• 8月26日 炎に包まれた森林
    米国 ラッセン国有林
    2021年、カリフォルニア州で発生した山火事の消火に当たる消防士。数カ月続いたこの火災は約40万ヘクタールを焼き尽くした。近年、北米西部で森林火災の頻度と規模が増しているのは、気候変動による高温と乾燥が草木の水分を奪い、燃えやすくなっていることが一因だ。解決策の一つが、野焼きの導入範囲を広げること。管理された状態で林床の落ち葉や茂みを焼いておけば、火災が起きても火が燃え広がりにくくなるという。(写真 = リンジー・アダリオ)

  • 3月23日 サバクトビバッタの強襲
    ケニア レワ野生動物保護区
    2019年から21年にかけ、サバクトビバッタの大群が東アフリカ一帯の作物を食い荒らし、数百万人が飢餓の危機にさらされている。猛烈なサイクロンが降らせた大量の雨によって、繁殖に最適な環境が生まれたことが背景にある。気候変動によってエルニーニョに似た現象が起き、東アフリカ沖の西インド洋に暖かい海水が送り込まれてサイクロンが発生しやすくなったのだ。「アフリカの北東部では、今後もバッタの大量発生が起きるでしょう」と、国連食糧農業機関(FAO)の専門家キース・クレスマンは話す。(写真 = デビッド・チャンセラー)

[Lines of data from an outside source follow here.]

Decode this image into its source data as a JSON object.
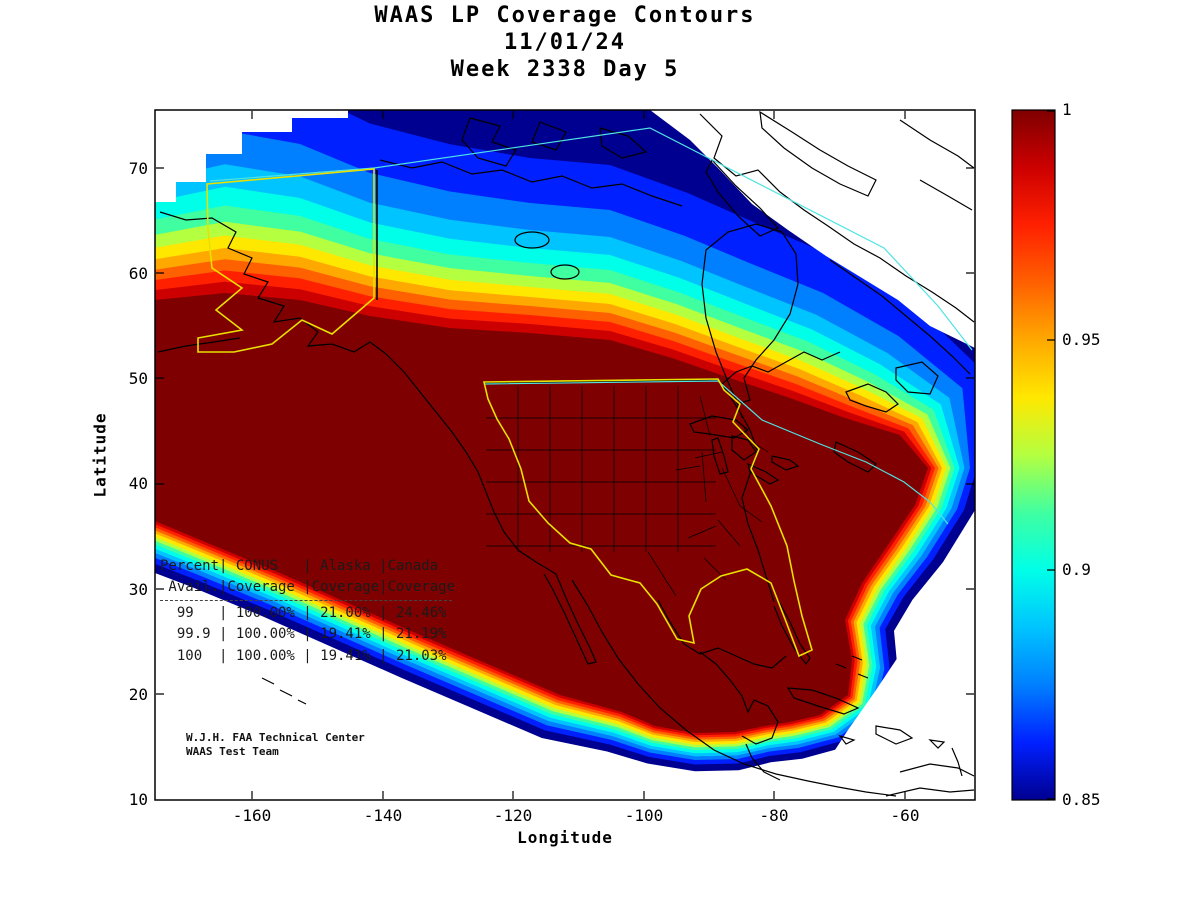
{
  "title": {
    "line1": "WAAS LP Coverage Contours",
    "line2": "11/01/24",
    "line3": "Week 2338 Day 5"
  },
  "axes": {
    "xlabel": "Longitude",
    "ylabel": "Latitude",
    "xticks": [
      "-160",
      "-140",
      "-120",
      "-100",
      "-80",
      "-60"
    ],
    "yticks": [
      "70",
      "60",
      "50",
      "40",
      "30",
      "20",
      "10"
    ]
  },
  "colorbar": {
    "ticks": [
      "1",
      "0.95",
      "0.9",
      "0.85"
    ]
  },
  "coverage_table": {
    "header1": "Percent| CONUS   | Alaska |Canada",
    "header2": " Avail.|Coverage |Coverage|Coverage",
    "rows": [
      "  99   | 100.00% | 21.00% | 24.46%",
      "  99.9 | 100.00% | 19.41% | 21.19%",
      "  100  | 100.00% | 19.41% | 21.03%"
    ]
  },
  "credit": {
    "line1": "W.J.H. FAA Technical Center",
    "line2": "WAAS Test Team"
  },
  "chart_data": {
    "type": "heatmap",
    "subtype": "filled-contour-coverage-map",
    "title": "WAAS LP Coverage Contours",
    "subtitle": [
      "11/01/24",
      "Week 2338 Day 5"
    ],
    "xlabel": "Longitude",
    "ylabel": "Latitude",
    "xlim": [
      -175,
      -48
    ],
    "ylim": [
      10,
      75
    ],
    "xticks": [
      -160,
      -140,
      -120,
      -100,
      -80,
      -60
    ],
    "yticks": [
      10,
      20,
      30,
      40,
      50,
      60,
      70
    ],
    "colorbar": {
      "min": 0.85,
      "max": 1.0,
      "ticks": [
        0.85,
        0.9,
        0.95,
        1
      ],
      "colormap": "jet",
      "orientation": "vertical",
      "position": "right"
    },
    "contour_colors": [
      "#000090",
      "#0020ff",
      "#0080ff",
      "#00c4ff",
      "#00ffe8",
      "#40ffa0",
      "#b4ff40",
      "#ffe800",
      "#ffa800",
      "#ff6000",
      "#ff2000",
      "#cc0000",
      "#7f0000"
    ],
    "regions": [
      {
        "area": "CONUS and mid-latitude North America (lat below ~52N)",
        "availability": "~1.00 (dark red)"
      },
      {
        "area": "Transition band lat ~53-62N (southern Alaska to Hudson Bay)",
        "availability": "0.95-1.00 (red/orange/yellow/green bands)"
      },
      {
        "area": "Interior Alaska and northern Canada (lat above ~62N)",
        "availability": "0.85-0.92 (cyan/blue/dark blue)"
      }
    ],
    "coverage_table": {
      "columns": [
        "Percent Avail.",
        "CONUS Coverage",
        "Alaska Coverage",
        "Canada Coverage"
      ],
      "rows": [
        [
          "99",
          "100.00%",
          "21.00%",
          "24.46%"
        ],
        [
          "99.9",
          "100.00%",
          "19.41%",
          "21.19%"
        ],
        [
          "100",
          "100.00%",
          "19.41%",
          "21.03%"
        ]
      ]
    },
    "annotations": [
      "W.J.H. FAA Technical Center",
      "WAAS Test Team"
    ]
  }
}
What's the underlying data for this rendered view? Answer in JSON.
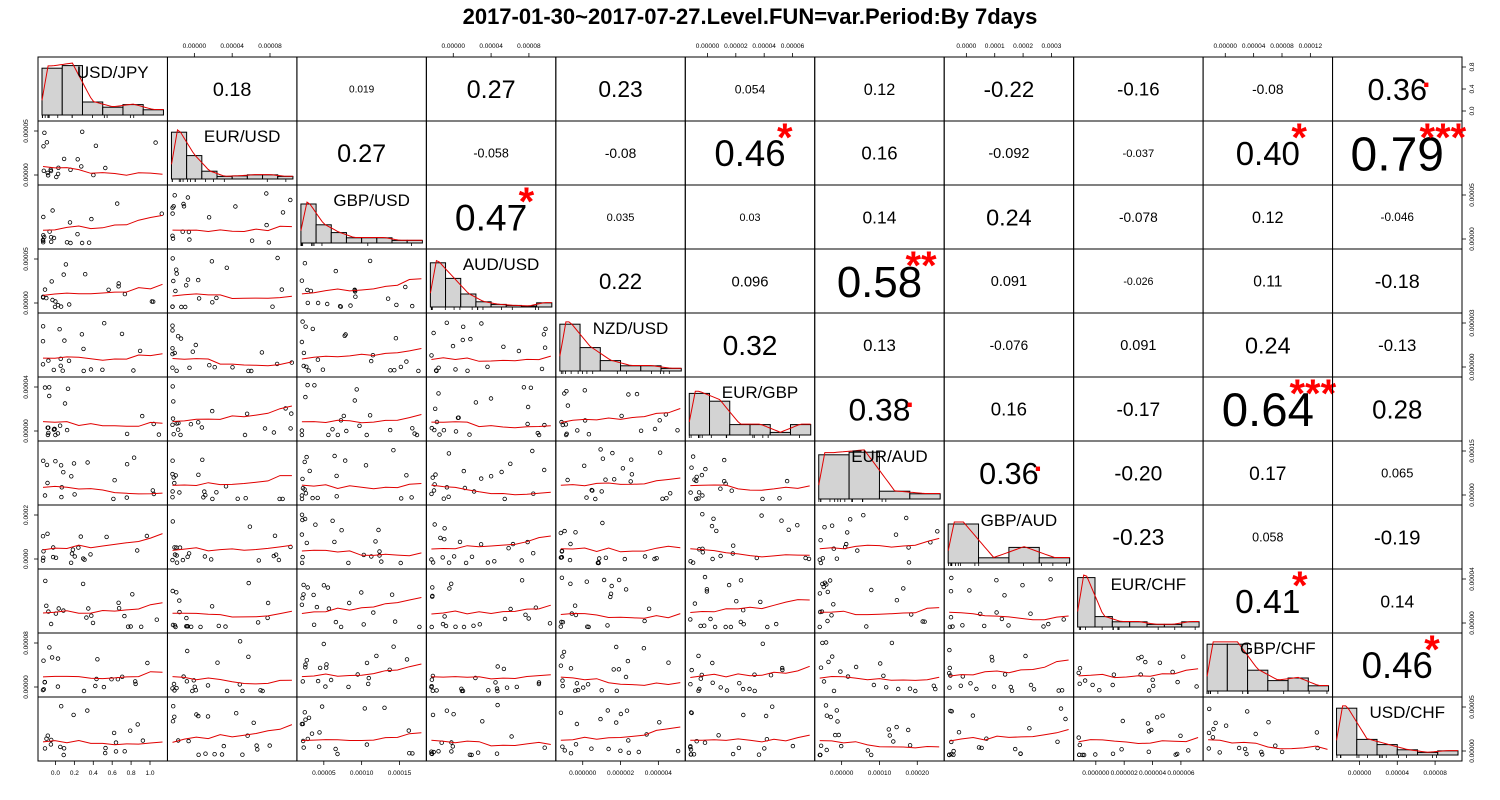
{
  "title": "2017-01-30~2017-07-27.Level.FUN=var.Period:By 7days",
  "chart_data": {
    "type": "scatter",
    "subtype": "correlation-matrix (PerformanceAnalytics chart.Correlation)",
    "variables": [
      "USD/JPY",
      "EUR/USD",
      "GBP/USD",
      "AUD/USD",
      "NZD/USD",
      "EUR/GBP",
      "EUR/AUD",
      "GBP/AUD",
      "EUR/CHF",
      "GBP/CHF",
      "USD/CHF"
    ],
    "correlations": [
      {
        "row": "USD/JPY",
        "col": "EUR/USD",
        "label": "0.18",
        "stars": ""
      },
      {
        "row": "USD/JPY",
        "col": "GBP/USD",
        "label": "0.019",
        "stars": ""
      },
      {
        "row": "USD/JPY",
        "col": "AUD/USD",
        "label": "0.27",
        "stars": ""
      },
      {
        "row": "USD/JPY",
        "col": "NZD/USD",
        "label": "0.23",
        "stars": ""
      },
      {
        "row": "USD/JPY",
        "col": "EUR/GBP",
        "label": "0.054",
        "stars": ""
      },
      {
        "row": "USD/JPY",
        "col": "EUR/AUD",
        "label": "0.12",
        "stars": ""
      },
      {
        "row": "USD/JPY",
        "col": "GBP/AUD",
        "label": "-0.22",
        "stars": ""
      },
      {
        "row": "USD/JPY",
        "col": "EUR/CHF",
        "label": "-0.16",
        "stars": ""
      },
      {
        "row": "USD/JPY",
        "col": "GBP/CHF",
        "label": "-0.08",
        "stars": ""
      },
      {
        "row": "USD/JPY",
        "col": "USD/CHF",
        "label": "0.36",
        "stars": "."
      },
      {
        "row": "EUR/USD",
        "col": "GBP/USD",
        "label": "0.27",
        "stars": ""
      },
      {
        "row": "EUR/USD",
        "col": "AUD/USD",
        "label": "-0.058",
        "stars": ""
      },
      {
        "row": "EUR/USD",
        "col": "NZD/USD",
        "label": "-0.08",
        "stars": ""
      },
      {
        "row": "EUR/USD",
        "col": "EUR/GBP",
        "label": "0.46",
        "stars": "*"
      },
      {
        "row": "EUR/USD",
        "col": "EUR/AUD",
        "label": "0.16",
        "stars": ""
      },
      {
        "row": "EUR/USD",
        "col": "GBP/AUD",
        "label": "-0.092",
        "stars": ""
      },
      {
        "row": "EUR/USD",
        "col": "EUR/CHF",
        "label": "-0.037",
        "stars": ""
      },
      {
        "row": "EUR/USD",
        "col": "GBP/CHF",
        "label": "0.40",
        "stars": "*"
      },
      {
        "row": "EUR/USD",
        "col": "USD/CHF",
        "label": "0.79",
        "stars": "***"
      },
      {
        "row": "GBP/USD",
        "col": "AUD/USD",
        "label": "0.47",
        "stars": "*"
      },
      {
        "row": "GBP/USD",
        "col": "NZD/USD",
        "label": "0.035",
        "stars": ""
      },
      {
        "row": "GBP/USD",
        "col": "EUR/GBP",
        "label": "0.03",
        "stars": ""
      },
      {
        "row": "GBP/USD",
        "col": "EUR/AUD",
        "label": "0.14",
        "stars": ""
      },
      {
        "row": "GBP/USD",
        "col": "GBP/AUD",
        "label": "0.24",
        "stars": ""
      },
      {
        "row": "GBP/USD",
        "col": "EUR/CHF",
        "label": "-0.078",
        "stars": ""
      },
      {
        "row": "GBP/USD",
        "col": "GBP/CHF",
        "label": "0.12",
        "stars": ""
      },
      {
        "row": "GBP/USD",
        "col": "USD/CHF",
        "label": "-0.046",
        "stars": ""
      },
      {
        "row": "AUD/USD",
        "col": "NZD/USD",
        "label": "0.22",
        "stars": ""
      },
      {
        "row": "AUD/USD",
        "col": "EUR/GBP",
        "label": "0.096",
        "stars": ""
      },
      {
        "row": "AUD/USD",
        "col": "EUR/AUD",
        "label": "0.58",
        "stars": "**"
      },
      {
        "row": "AUD/USD",
        "col": "GBP/AUD",
        "label": "0.091",
        "stars": ""
      },
      {
        "row": "AUD/USD",
        "col": "EUR/CHF",
        "label": "-0.026",
        "stars": ""
      },
      {
        "row": "AUD/USD",
        "col": "GBP/CHF",
        "label": "0.11",
        "stars": ""
      },
      {
        "row": "AUD/USD",
        "col": "USD/CHF",
        "label": "-0.18",
        "stars": ""
      },
      {
        "row": "NZD/USD",
        "col": "EUR/GBP",
        "label": "0.32",
        "stars": ""
      },
      {
        "row": "NZD/USD",
        "col": "EUR/AUD",
        "label": "0.13",
        "stars": ""
      },
      {
        "row": "NZD/USD",
        "col": "GBP/AUD",
        "label": "-0.076",
        "stars": ""
      },
      {
        "row": "NZD/USD",
        "col": "EUR/CHF",
        "label": "0.091",
        "stars": ""
      },
      {
        "row": "NZD/USD",
        "col": "GBP/CHF",
        "label": "0.24",
        "stars": ""
      },
      {
        "row": "NZD/USD",
        "col": "USD/CHF",
        "label": "-0.13",
        "stars": ""
      },
      {
        "row": "EUR/GBP",
        "col": "EUR/AUD",
        "label": "0.38",
        "stars": "."
      },
      {
        "row": "EUR/GBP",
        "col": "GBP/AUD",
        "label": "0.16",
        "stars": ""
      },
      {
        "row": "EUR/GBP",
        "col": "EUR/CHF",
        "label": "-0.17",
        "stars": ""
      },
      {
        "row": "EUR/GBP",
        "col": "GBP/CHF",
        "label": "0.64",
        "stars": "***"
      },
      {
        "row": "EUR/GBP",
        "col": "USD/CHF",
        "label": "0.28",
        "stars": ""
      },
      {
        "row": "EUR/AUD",
        "col": "GBP/AUD",
        "label": "0.36",
        "stars": "."
      },
      {
        "row": "EUR/AUD",
        "col": "EUR/CHF",
        "label": "-0.20",
        "stars": ""
      },
      {
        "row": "EUR/AUD",
        "col": "GBP/CHF",
        "label": "0.17",
        "stars": ""
      },
      {
        "row": "EUR/AUD",
        "col": "USD/CHF",
        "label": "0.065",
        "stars": ""
      },
      {
        "row": "GBP/AUD",
        "col": "EUR/CHF",
        "label": "-0.23",
        "stars": ""
      },
      {
        "row": "GBP/AUD",
        "col": "GBP/CHF",
        "label": "0.058",
        "stars": ""
      },
      {
        "row": "GBP/AUD",
        "col": "USD/CHF",
        "label": "-0.19",
        "stars": ""
      },
      {
        "row": "EUR/CHF",
        "col": "GBP/CHF",
        "label": "0.41",
        "stars": "*"
      },
      {
        "row": "EUR/CHF",
        "col": "USD/CHF",
        "label": "0.14",
        "stars": ""
      },
      {
        "row": "GBP/CHF",
        "col": "USD/CHF",
        "label": "0.46",
        "stars": "*"
      }
    ],
    "histograms": {
      "USD/JPY": [
        0.9,
        0.95,
        0.25,
        0.15,
        0.2,
        0.1
      ],
      "EUR/USD": [
        0.9,
        0.45,
        0.15,
        0.05,
        0.06,
        0.08,
        0.08,
        0.05
      ],
      "GBP/USD": [
        0.75,
        0.35,
        0.2,
        0.1,
        0.1,
        0.1,
        0.05,
        0.05
      ],
      "AUD/USD": [
        0.85,
        0.55,
        0.25,
        0.1,
        0.05,
        0.03,
        0.02,
        0.08
      ],
      "NZD/USD": [
        0.9,
        0.45,
        0.2,
        0.1,
        0.1,
        0.05
      ],
      "EUR/GBP": [
        0.8,
        0.65,
        0.2,
        0.2,
        0.05,
        0.2
      ],
      "EUR/AUD": [
        0.85,
        0.9,
        0.15,
        0.1
      ],
      "GBP/AUD": [
        0.75,
        0.1,
        0.3,
        0.1
      ],
      "EUR/CHF": [
        0.95,
        0.2,
        0.1,
        0.1,
        0.05,
        0.05,
        0.1
      ],
      "GBP/CHF": [
        0.9,
        0.9,
        0.4,
        0.2,
        0.25,
        0.1
      ],
      "USD/CHF": [
        0.9,
        0.3,
        0.2,
        0.1,
        0.05,
        0.08
      ]
    },
    "axis_ticks": {
      "bottom": {
        "USD/JPY": [
          "0.0",
          "0.2",
          "0.4",
          "0.6",
          "0.8",
          "1.0"
        ],
        "GBP/USD": [
          "0.00005",
          "0.00010",
          "0.00015"
        ],
        "NZD/USD": [
          "0.000000",
          "0.000002",
          "0.000004"
        ],
        "EUR/AUD": [
          "0.00000",
          "0.00010",
          "0.00020"
        ],
        "EUR/CHF": [
          "0.000000",
          "0.000002",
          "0.000004",
          "0.000006"
        ],
        "USD/CHF": [
          "0.00000",
          "0.00004",
          "0.00008"
        ]
      },
      "top": {
        "EUR/USD": [
          "0.00000",
          "0.00004",
          "0.00008"
        ],
        "AUD/USD": [
          "0.00000",
          "0.00004",
          "0.00008"
        ],
        "EUR/GBP": [
          "0.00000",
          "0.00002",
          "0.00004",
          "0.00006"
        ],
        "GBP/AUD": [
          "0.0000",
          "0.0001",
          "0.0002",
          "0.0003"
        ],
        "GBP/CHF": [
          "0.00000",
          "0.00004",
          "0.00008",
          "0.00012"
        ]
      },
      "left": {
        "EUR/USD": [
          "0.00000",
          "0.00005"
        ],
        "AUD/USD": [
          "0.00000",
          "0.00005"
        ],
        "EUR/GBP": [
          "0.00000",
          "0.00004"
        ],
        "GBP/AUD": [
          "0.0000",
          "0.0002"
        ],
        "GBP/CHF": [
          "0.00000",
          "0.00008"
        ]
      },
      "right": {
        "USD/JPY": [
          "0.0",
          "0.4",
          "0.8"
        ],
        "GBP/USD": [
          "0.00000",
          "0.00005"
        ],
        "NZD/USD": [
          "0.000000",
          "0.000003"
        ],
        "EUR/AUD": [
          "0.00000",
          "0.00015"
        ],
        "EUR/CHF": [
          "0.00000",
          "0.00004"
        ],
        "USD/CHF": [
          "0.00000",
          "0.00005"
        ]
      }
    },
    "colors": {
      "points": "#000000",
      "smooth_line": "#e00000",
      "density_line": "#e00000",
      "histogram_fill": "#d3d3d3",
      "stars": "#ff0000",
      "correlation_text": "#000000"
    },
    "grid": false,
    "legend": "none"
  }
}
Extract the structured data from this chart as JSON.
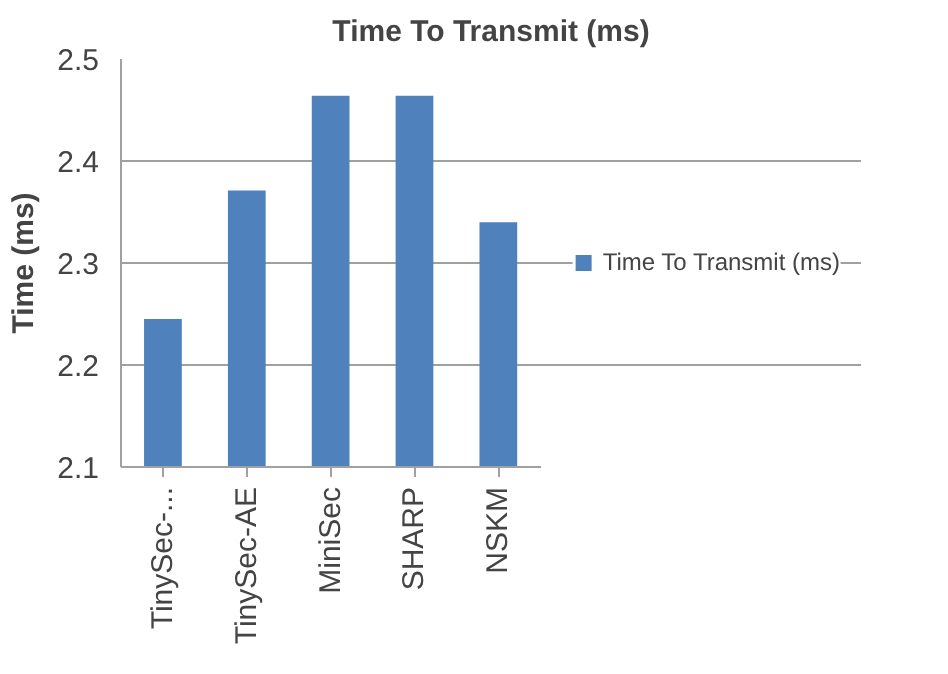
{
  "chart_data": {
    "type": "bar",
    "title": "Time To Transmit (ms)",
    "ylabel": "Time (ms)",
    "categories": [
      "TinySec-...",
      "TinySec-AE",
      "MiniSec",
      "SHARP",
      "NSKM"
    ],
    "series": [
      {
        "name": "Time To Transmit (ms)",
        "color": "#4f81bd",
        "values": [
          2.245,
          2.371,
          2.464,
          2.464,
          2.34
        ]
      }
    ],
    "ylim": [
      2.1,
      2.5
    ],
    "yticks": [
      2.1,
      2.2,
      2.3,
      2.4,
      2.5
    ],
    "grid": "y",
    "legend": "right"
  }
}
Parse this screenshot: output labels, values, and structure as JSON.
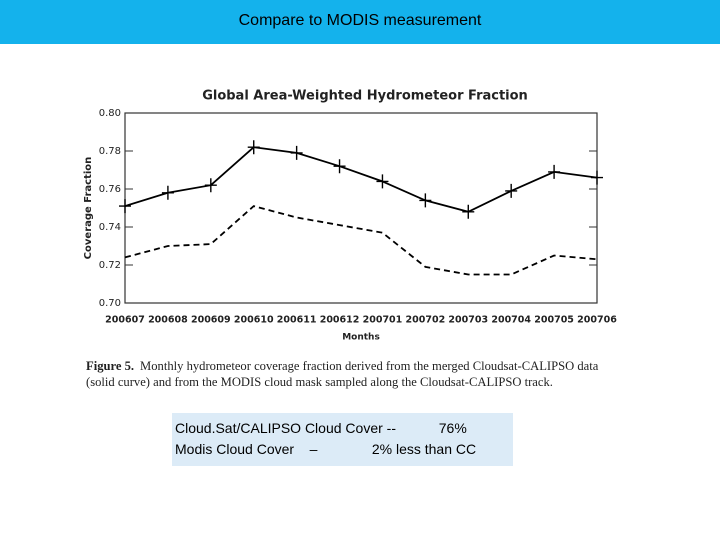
{
  "slide_title": "Compare to MODIS measurement",
  "chart_data": {
    "type": "line",
    "title": "Global Area-Weighted Hydrometeor Fraction",
    "x_label": "Months",
    "y_label": "Coverage Fraction",
    "categories": [
      "200607",
      "200608",
      "200609",
      "200610",
      "200611",
      "200612",
      "200701",
      "200702",
      "200703",
      "200704",
      "200705",
      "200706"
    ],
    "series": [
      {
        "color": "#000000",
        "dashed": false,
        "markers": true,
        "values": [
          0.751,
          0.758,
          0.762,
          0.782,
          0.779,
          0.772,
          0.764,
          0.754,
          0.748,
          0.759,
          0.769,
          0.766
        ]
      },
      {
        "color": "#000000",
        "dashed": true,
        "markers": false,
        "values": [
          0.724,
          0.73,
          0.731,
          0.751,
          0.745,
          0.741,
          0.737,
          0.719,
          0.715,
          0.715,
          0.725,
          0.723
        ]
      }
    ],
    "ylim": [
      0.7,
      0.8
    ],
    "yticks": [
      {
        "value": 0.7,
        "label": "0.70"
      },
      {
        "value": 0.72,
        "label": "0.72"
      },
      {
        "value": 0.74,
        "label": "0.74"
      },
      {
        "value": 0.76,
        "label": "0.76"
      },
      {
        "value": 0.78,
        "label": "0.78"
      },
      {
        "value": 0.8,
        "label": "0.80"
      }
    ],
    "grid": false
  },
  "caption": {
    "label": "Figure 5.",
    "text": "Monthly hydrometeor coverage fraction derived from the merged Cloudsat-CALIPSO data (solid curve) and from the MODIS cloud mask sampled along the Cloudsat-CALIPSO track."
  },
  "note": {
    "lines": [
      "Cloud.Sat/CALIPSO Cloud Cover --           76%",
      "Modis Cloud Cover    –              2% less than CC"
    ]
  }
}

    サバクトビバッタを駆除するために、2020年と21年で200万ヘクタールを超えるエリアに殺虫剤が散布された。 ̶ FAO

  • 4月22日 水浸しの家で暮らす
    インドネシア プルウォサリ
    中部ジャワ州の北部沿岸に暮らすサリとヨセプが、床上浸水した自宅でテレビを見る。一帯は高潮によって定期的に冠水し、地盤沈下と海面上昇で2013年以降に3000ヘクタールを超す土地が失われた。二人は建設作業員で、西ジャワ州から移り住んできた18年当時は、こうした状況に驚いていたが、もう慣れたと話す。19年に発表された研究では、現在2300万人が暮らすこの地域では、50年までに毎年、洪水に見舞われると予測されるという。(写真 = アジ・スティヤワン)

    ”生命と財産が海面の上昇によって脅かされても、この土地の人々は順応してきました” ̶ アジ・スティヤワン(写真家)

  • 1月13日 温暖化に順応する
    南極 ネコ湾
    クジラの脊椎骨の周りに巣を作る南極半島のジェンツーペンギン。骨は一帯で捕鯨がさかんだった頃の名残だ。南極の冬の気温は1950年から6℃も上昇した。世界全体の平均の5倍以上の数字だ。海氷の季節は以前より約3カ月も短くなった。沖へ出てオキアミを捕り、海氷に依存して生きるヒゲペンギンやアデリーペンギンは個体数を減らしている。だが順応性の高いジェンツーペンギンは、氷の消えた海岸や海域で順調に繁殖し、個体数は1980年代の6倍に増えた。(写真 =トマス・P・ペシャック)

    ”ざっくり言って、アデリーペンギンとヒゲペンギンがそれぞれ1羽減るごとにジェンツーペンギンが1羽増える計算です” ̶ トム・ハート(英オックスフォード大学の生物学者)

  • 4月27日 地上で解けて地下で凍る
    オーストリア ベルフェン
    全長42キロのアイスリーゼンベルト大洞窟に形成された氷。なかには1000年以上前の氷もある。天井の亀裂から雪解け水が滴り落ちる一方、暖かい空気が出ていくため、洞窟内の気温が氷点下に保たれている。アルプスの氷河のように、山奥にある氷穴は温暖化に伴って解けているが、人気の観光地でもあるこの洞窟には3万トン近い氷があり、今のところ持ちこたえているようだ。洞窟の入り口に設けた扉や、暖かい空気を逃がす複数の大きな亀裂があるからかもしれない。(写真 = ロビー・ショーン)

    気候に関する楽観的な予測でさえ、2100年までにはアルプスの氷河の3分の2が失われると考えられている。